By Mary Nelesen

The Clark’s nutcracker, named after the famed Lewis and Clark explorer, Captain William Clark, was mistaken for a woodpecker when first sighted by The Corps of Discovery while they camped with the Shoshone Indians near Idaho’s Lemhi River, on August 22, 1805. This jay-sized gray bird with glossy black wings with a large white patch and a black tail with white edges is often heard before it is seen. Its throaty squawk announces its presence while perched on treetops.

Clark’s nutcrackers inhabit the high montane regions of the western United States and Canada, preferring coniferous forest dominated by one or more species of large-seeded pines. Its year round diet consists primarily of fresh and stored pine seeds.

This past summer I participated in a High Country Citizen Science project in Glacier National Park that monitored mountain goats, pikas and Clark’s nutcrackers. The project is headed by Jami Belt, a wildlife biologist, who works in the Crown of the Continent Research Learning Center in West Glacier.

The Clark’s nutcracker is of particular concern because of its dependence on the high-energy seeds of the Whitebark pine. At one time, Whitebark pine stands covered 15-20% of Glacier National Park. Today, over 50% of the trees are dead or dying due to white pine blister rust.

A hoarder of Whitebark pine seeds, the nutcracker can locate as many as 2,000 different caches up to eight months after it buried them. Luckily, it misses some, which germinate and grow.

The nutcrackers – members of the genus Nucifraga – have a sublingual pouch, an opening in the floor of the bird’s mouth beneath its tongue. This pouch can hold about 100 Whitebark pine seeds. According to Ronald M. Lanner, who taught in the Department of Forest Resource at Utah State University, the nutcracker brings up the pouched seeds in its bill, one by one, and thrusts them into the soil, about an inch below the surface. Seeds may be cached within a hundred yards of the tree they came from or up to 20 miles away. Seeds are often buried in open areas, such as treeless slopes and ridges, and in recently burned-over forests. Many caches are made where wind keeps the snow swept clear and winter access is assured, but nutcrackers will retrieve seeds from beneath the snow if they must.

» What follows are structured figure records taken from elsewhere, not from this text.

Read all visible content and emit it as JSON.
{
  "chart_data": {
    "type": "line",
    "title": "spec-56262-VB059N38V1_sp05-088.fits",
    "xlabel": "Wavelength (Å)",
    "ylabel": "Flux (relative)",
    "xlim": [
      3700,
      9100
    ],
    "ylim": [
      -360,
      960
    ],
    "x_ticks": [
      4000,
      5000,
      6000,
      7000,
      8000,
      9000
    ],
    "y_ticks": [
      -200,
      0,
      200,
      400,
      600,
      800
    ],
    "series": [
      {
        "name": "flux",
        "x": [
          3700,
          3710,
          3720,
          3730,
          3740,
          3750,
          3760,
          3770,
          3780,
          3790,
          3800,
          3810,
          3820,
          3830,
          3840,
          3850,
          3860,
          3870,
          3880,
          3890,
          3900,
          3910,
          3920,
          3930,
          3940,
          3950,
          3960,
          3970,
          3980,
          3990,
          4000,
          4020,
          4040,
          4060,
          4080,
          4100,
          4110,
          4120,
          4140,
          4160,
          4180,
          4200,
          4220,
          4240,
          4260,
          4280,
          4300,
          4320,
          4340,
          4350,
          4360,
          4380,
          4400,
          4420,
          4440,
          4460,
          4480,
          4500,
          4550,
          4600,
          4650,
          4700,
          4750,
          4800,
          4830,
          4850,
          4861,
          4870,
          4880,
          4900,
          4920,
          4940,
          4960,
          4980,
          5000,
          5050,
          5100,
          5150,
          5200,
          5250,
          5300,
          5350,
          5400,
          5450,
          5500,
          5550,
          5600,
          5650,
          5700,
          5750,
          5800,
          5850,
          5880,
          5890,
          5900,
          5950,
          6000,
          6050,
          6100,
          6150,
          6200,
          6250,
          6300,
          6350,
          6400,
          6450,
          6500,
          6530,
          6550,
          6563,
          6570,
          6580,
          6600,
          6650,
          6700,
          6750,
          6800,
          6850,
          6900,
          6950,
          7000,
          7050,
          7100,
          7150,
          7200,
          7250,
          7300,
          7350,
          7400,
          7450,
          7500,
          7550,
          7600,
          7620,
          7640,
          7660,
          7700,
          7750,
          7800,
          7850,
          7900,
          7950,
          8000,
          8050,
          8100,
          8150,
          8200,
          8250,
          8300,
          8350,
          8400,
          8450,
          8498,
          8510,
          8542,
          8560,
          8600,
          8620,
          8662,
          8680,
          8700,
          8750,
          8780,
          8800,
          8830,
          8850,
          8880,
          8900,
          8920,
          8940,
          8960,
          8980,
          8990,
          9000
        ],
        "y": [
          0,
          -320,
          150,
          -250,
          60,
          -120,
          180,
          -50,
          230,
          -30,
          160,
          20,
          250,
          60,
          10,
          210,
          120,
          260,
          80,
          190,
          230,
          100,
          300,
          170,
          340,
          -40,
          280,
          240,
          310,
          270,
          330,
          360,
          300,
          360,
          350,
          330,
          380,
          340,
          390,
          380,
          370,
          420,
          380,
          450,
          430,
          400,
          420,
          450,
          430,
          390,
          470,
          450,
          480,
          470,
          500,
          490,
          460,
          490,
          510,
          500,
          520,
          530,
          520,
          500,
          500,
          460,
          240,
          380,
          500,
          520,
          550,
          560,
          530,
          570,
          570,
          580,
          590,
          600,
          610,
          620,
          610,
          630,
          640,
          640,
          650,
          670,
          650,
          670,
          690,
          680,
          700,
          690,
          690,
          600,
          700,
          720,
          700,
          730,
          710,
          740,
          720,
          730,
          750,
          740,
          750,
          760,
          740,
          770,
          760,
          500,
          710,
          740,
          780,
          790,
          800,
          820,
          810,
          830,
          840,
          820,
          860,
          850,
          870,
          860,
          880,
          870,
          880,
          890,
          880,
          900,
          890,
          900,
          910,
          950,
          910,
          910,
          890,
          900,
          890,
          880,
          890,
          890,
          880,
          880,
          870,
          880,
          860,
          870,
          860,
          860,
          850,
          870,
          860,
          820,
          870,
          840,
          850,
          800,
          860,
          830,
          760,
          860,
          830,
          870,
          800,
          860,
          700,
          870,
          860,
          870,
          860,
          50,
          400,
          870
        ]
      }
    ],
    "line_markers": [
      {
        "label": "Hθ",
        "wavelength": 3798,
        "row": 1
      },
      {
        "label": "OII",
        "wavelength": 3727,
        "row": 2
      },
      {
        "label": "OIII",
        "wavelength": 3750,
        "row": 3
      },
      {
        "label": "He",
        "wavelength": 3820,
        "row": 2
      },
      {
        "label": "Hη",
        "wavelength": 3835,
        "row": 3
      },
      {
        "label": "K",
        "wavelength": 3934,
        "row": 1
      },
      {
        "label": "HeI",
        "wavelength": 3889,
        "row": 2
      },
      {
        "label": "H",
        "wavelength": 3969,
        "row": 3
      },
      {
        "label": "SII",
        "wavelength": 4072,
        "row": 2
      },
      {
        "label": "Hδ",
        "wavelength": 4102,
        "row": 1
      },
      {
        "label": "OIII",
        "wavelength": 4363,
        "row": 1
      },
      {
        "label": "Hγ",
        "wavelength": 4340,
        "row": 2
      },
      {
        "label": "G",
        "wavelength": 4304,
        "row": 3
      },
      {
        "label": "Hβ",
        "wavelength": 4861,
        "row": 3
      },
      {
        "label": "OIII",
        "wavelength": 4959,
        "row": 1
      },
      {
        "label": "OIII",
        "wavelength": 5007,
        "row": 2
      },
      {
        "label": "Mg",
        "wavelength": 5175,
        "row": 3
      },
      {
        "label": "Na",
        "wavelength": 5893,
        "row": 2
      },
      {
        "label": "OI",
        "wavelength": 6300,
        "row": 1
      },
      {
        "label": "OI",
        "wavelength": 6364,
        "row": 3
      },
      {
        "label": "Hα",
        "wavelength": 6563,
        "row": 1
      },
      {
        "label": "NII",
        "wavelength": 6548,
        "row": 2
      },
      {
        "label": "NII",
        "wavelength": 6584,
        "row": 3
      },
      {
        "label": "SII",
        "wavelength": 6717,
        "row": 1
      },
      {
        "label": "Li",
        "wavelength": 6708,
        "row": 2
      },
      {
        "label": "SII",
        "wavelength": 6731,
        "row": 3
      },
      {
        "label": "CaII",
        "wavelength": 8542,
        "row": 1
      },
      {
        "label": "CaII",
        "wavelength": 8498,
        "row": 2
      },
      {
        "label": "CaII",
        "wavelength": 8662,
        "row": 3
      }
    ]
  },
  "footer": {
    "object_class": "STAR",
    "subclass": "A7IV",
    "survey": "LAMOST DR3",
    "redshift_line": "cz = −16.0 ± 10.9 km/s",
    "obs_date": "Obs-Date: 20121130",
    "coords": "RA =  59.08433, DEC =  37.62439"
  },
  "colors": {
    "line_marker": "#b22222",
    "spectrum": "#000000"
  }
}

So how does the Clark’s nutcracker find its numerous caches? Experiments have shown that nutcrackers find their caches by relying on memory – they actually remember where most seeds are buried, by angles between their caches and certain nearby landmarks, like boulders, trees, stumps, and logs. In other words, they triangulate.

Professor Lanner estimated that 48,000 Whitebark pine seeds would be needed by a nutcracker wintering in the high country of Wyoming or Montana, and that each bird would have to memorize the whereabouts of about 12,000 separate caches. At least two angles would have to be remembered to locate each cache. A bird raising a brood would also have to unearth many additional seeds to feed its young, because they are fed a diet of almost nothing bu

t pine seeds, for many weeks after fledging. Can the Clark’s nutcracker survive without the Whitebark pine? The bird does eat other wingless seeds, such as limber pine seed, but this food source does not contain the high-fat content of the Whitebark pine, the nutcracker’s primary food source. In addition, the limber pine is also susceptible to blister rust.

What does the future hold in store for Captain Clark’s namesake? There is no easy answer…much research remains to be done. I do know, however, that I take great joy whenever I catch a glimpse of this smart bird as I wander through Glacier National Park.